Helping autistic kids – one dog at a time

Guiding Eyes for the Blind’s superbly bred dogs have been expanding horizons for blind and visually impaired men and women worldwide for more than 50 years. A pioneer in the guide dog field, the nonprofit has enlarged its mission to assist families of children with autism. Over the past five years, Guiding Eyes has placed 43 dogs through its Heeling Autism program with a 100 percent success rate.

These dogs ensure safety for children with autism and help them to develop lasting emotional and social bonds. As a result, families are able to lead more normal, less stressful lives. Parents often report other life-changing benefits as well, including seeing their children transform from a social outsider to an accepted peer with an autism service dog by their side.

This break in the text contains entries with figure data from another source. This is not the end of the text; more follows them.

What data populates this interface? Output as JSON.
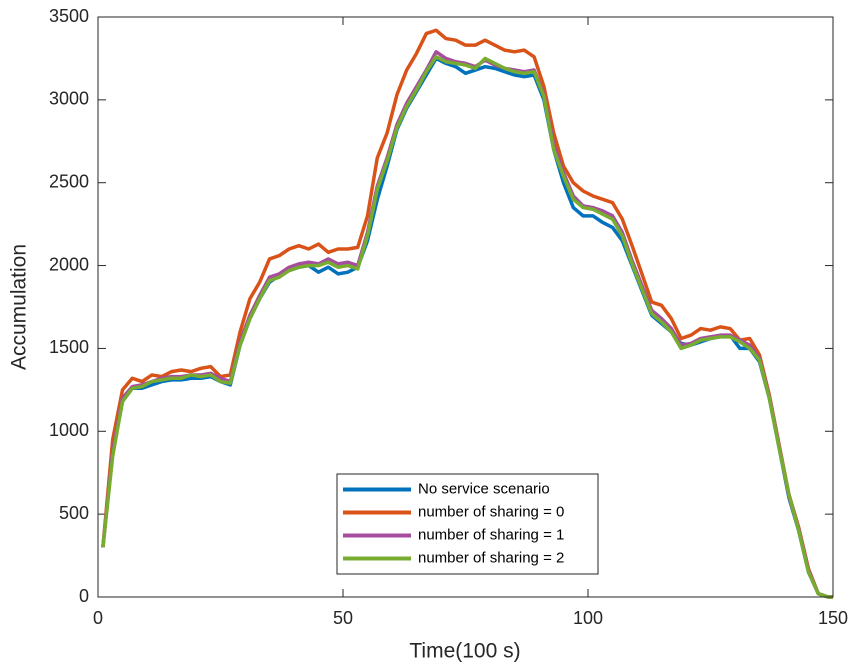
{
  "chart_data": {
    "type": "line",
    "x_label": "Time(100 s)",
    "y_label": "Accumulation",
    "x": [
      1,
      3,
      5,
      7,
      9,
      11,
      13,
      15,
      17,
      19,
      21,
      23,
      25,
      27,
      29,
      31,
      33,
      35,
      37,
      39,
      41,
      43,
      45,
      47,
      49,
      51,
      53,
      55,
      57,
      59,
      61,
      63,
      65,
      67,
      69,
      71,
      73,
      75,
      77,
      79,
      81,
      83,
      85,
      87,
      89,
      91,
      93,
      95,
      97,
      99,
      101,
      103,
      105,
      107,
      109,
      111,
      113,
      115,
      117,
      119,
      121,
      123,
      125,
      127,
      129,
      131,
      133,
      135,
      137,
      139,
      141,
      143,
      145,
      147,
      149,
      150
    ],
    "series": [
      {
        "name": "No service scenario",
        "color": "#0072bd",
        "values": [
          300,
          900,
          1180,
          1260,
          1260,
          1280,
          1300,
          1310,
          1310,
          1320,
          1320,
          1330,
          1300,
          1280,
          1520,
          1680,
          1800,
          1900,
          1940,
          1970,
          1990,
          2000,
          1960,
          1990,
          1950,
          1960,
          1990,
          2150,
          2400,
          2600,
          2820,
          2950,
          3050,
          3150,
          3250,
          3220,
          3200,
          3160,
          3180,
          3200,
          3190,
          3170,
          3150,
          3140,
          3150,
          3000,
          2700,
          2500,
          2350,
          2300,
          2300,
          2260,
          2230,
          2150,
          2000,
          1850,
          1700,
          1650,
          1600,
          1530,
          1520,
          1540,
          1560,
          1570,
          1580,
          1500,
          1500,
          1420,
          1200,
          900,
          600,
          400,
          150,
          20,
          0,
          0
        ]
      },
      {
        "name": "number of sharing = 0",
        "color": "#d95319",
        "values": [
          300,
          950,
          1250,
          1320,
          1300,
          1340,
          1330,
          1360,
          1370,
          1360,
          1380,
          1390,
          1330,
          1340,
          1600,
          1800,
          1900,
          2040,
          2060,
          2100,
          2120,
          2100,
          2130,
          2080,
          2100,
          2100,
          2110,
          2300,
          2650,
          2800,
          3030,
          3180,
          3280,
          3400,
          3420,
          3370,
          3360,
          3330,
          3330,
          3360,
          3330,
          3300,
          3290,
          3300,
          3260,
          3080,
          2800,
          2600,
          2500,
          2450,
          2420,
          2400,
          2380,
          2280,
          2120,
          1950,
          1780,
          1760,
          1680,
          1560,
          1580,
          1620,
          1610,
          1630,
          1620,
          1550,
          1560,
          1460,
          1220,
          920,
          620,
          420,
          170,
          20,
          0,
          0
        ]
      },
      {
        "name": "number of sharing = 1",
        "color": "#a64d9f",
        "values": [
          300,
          880,
          1200,
          1270,
          1280,
          1300,
          1320,
          1330,
          1330,
          1340,
          1340,
          1350,
          1320,
          1300,
          1540,
          1700,
          1820,
          1930,
          1950,
          1990,
          2010,
          2020,
          2010,
          2040,
          2010,
          2020,
          2000,
          2200,
          2480,
          2650,
          2850,
          2980,
          3080,
          3180,
          3290,
          3250,
          3230,
          3220,
          3200,
          3240,
          3210,
          3190,
          3180,
          3170,
          3180,
          3030,
          2730,
          2560,
          2420,
          2360,
          2350,
          2330,
          2300,
          2200,
          2030,
          1880,
          1730,
          1680,
          1620,
          1520,
          1530,
          1560,
          1570,
          1580,
          1580,
          1550,
          1520,
          1440,
          1210,
          910,
          610,
          410,
          160,
          20,
          0,
          0
        ]
      },
      {
        "name": "number of sharing = 2",
        "color": "#77ac30",
        "values": [
          300,
          850,
          1180,
          1260,
          1270,
          1300,
          1310,
          1320,
          1320,
          1340,
          1330,
          1340,
          1300,
          1290,
          1520,
          1680,
          1800,
          1910,
          1930,
          1970,
          1990,
          2000,
          2000,
          2020,
          1990,
          2000,
          1980,
          2180,
          2460,
          2630,
          2830,
          2960,
          3060,
          3170,
          3260,
          3230,
          3220,
          3210,
          3190,
          3250,
          3220,
          3190,
          3170,
          3160,
          3170,
          3020,
          2700,
          2540,
          2400,
          2350,
          2340,
          2310,
          2280,
          2180,
          2010,
          1860,
          1710,
          1660,
          1600,
          1500,
          1520,
          1550,
          1560,
          1570,
          1570,
          1540,
          1500,
          1430,
          1200,
          900,
          620,
          400,
          150,
          20,
          0,
          0
        ]
      }
    ],
    "xlim": [
      0,
      150
    ],
    "xticks": [
      0,
      50,
      100,
      150
    ],
    "ylim": [
      0,
      3500
    ],
    "yticks": [
      0,
      500,
      1000,
      1500,
      2000,
      2500,
      3000,
      3500
    ],
    "legend": "bottom"
  }
}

The nonprofit recently welcomed three more parents to their Yorktown Heights headquarters, where they met their children’s new autism service dogs.

“Heeling Autism dogs are individually trained to meet the needs of a specific child,” says Caroline Sandler, director of the program. “Each child receiving a dog has experienced an improvement in one or more areas, such as bolting behaviors, verbal abilities, sleeping patterns and social interactions.”

In many cases, having a Heeling Autism dog can be a matter of life or death for an autistic child. Parents rank their children’s wandering or bolting as one of the most stressful of all behaviors. Drowning is the leading cause of death among children with autism, who wander away from a safe environment. The sooner a child receives help, the more likely he or she is to break away from autism’s social barriers and emotional obstacles.

“Every day, we understand more about the exponential powers of our dogs and marvel at the impact they’ll have in their new homes,” Sandler says. “They’ll help children and their parents, they will support siblings and friends, and they’ll strengthen families’ connections with their communities. Quite simply, they are going to make the world a better place.”

Outcomes from the Heeling Autism program are tangible. Caregivers report dramatic and meaningful improvements in children’s behavior and in the overall quality of families’ lives. A child who once rarely dined outside of his home is now able to sit through a meal with his dog. Another who was once ridiculed by his peers is finding acceptance.

“Gabriel has been a true blessing for our family,” shares Cindy Fountain, Stamford resident and mother of Thomas, a 6-year-old boy with autism. “Before we received Gabriel, Thomas’ safety was constantly on our minds. A simple trip to the grocery store was filled with anxiety and fear. That anxiety and fear is now gone thanks to Gabriel. He has brought us a sense of peace and hope and has opened many doors for us as a family.”

Guiding Eyes invests significant resources in breeding, raising and training these special dogs, yet does not charge families for any of its services.

“I am a mom and it’s been incredibly meaningful for me to support parents who need service dogs to help their children navigate a difficult world,” Sandler says. “These special dogs bring healing to entire families, every single time.”

With a two-year waiting list, Guiding Eyes is currently seeking additional donors to provide more children with expertly trained dogs that will dramatically improve their lives.

“We always invite people to join the Guiding Eyes team as a volunteer or donor to help us change lives. We always hear how much people’s own lives are forever changed as a result of their support,” says Michelle Brier, Guiding Eyes’ director of marketing and communications.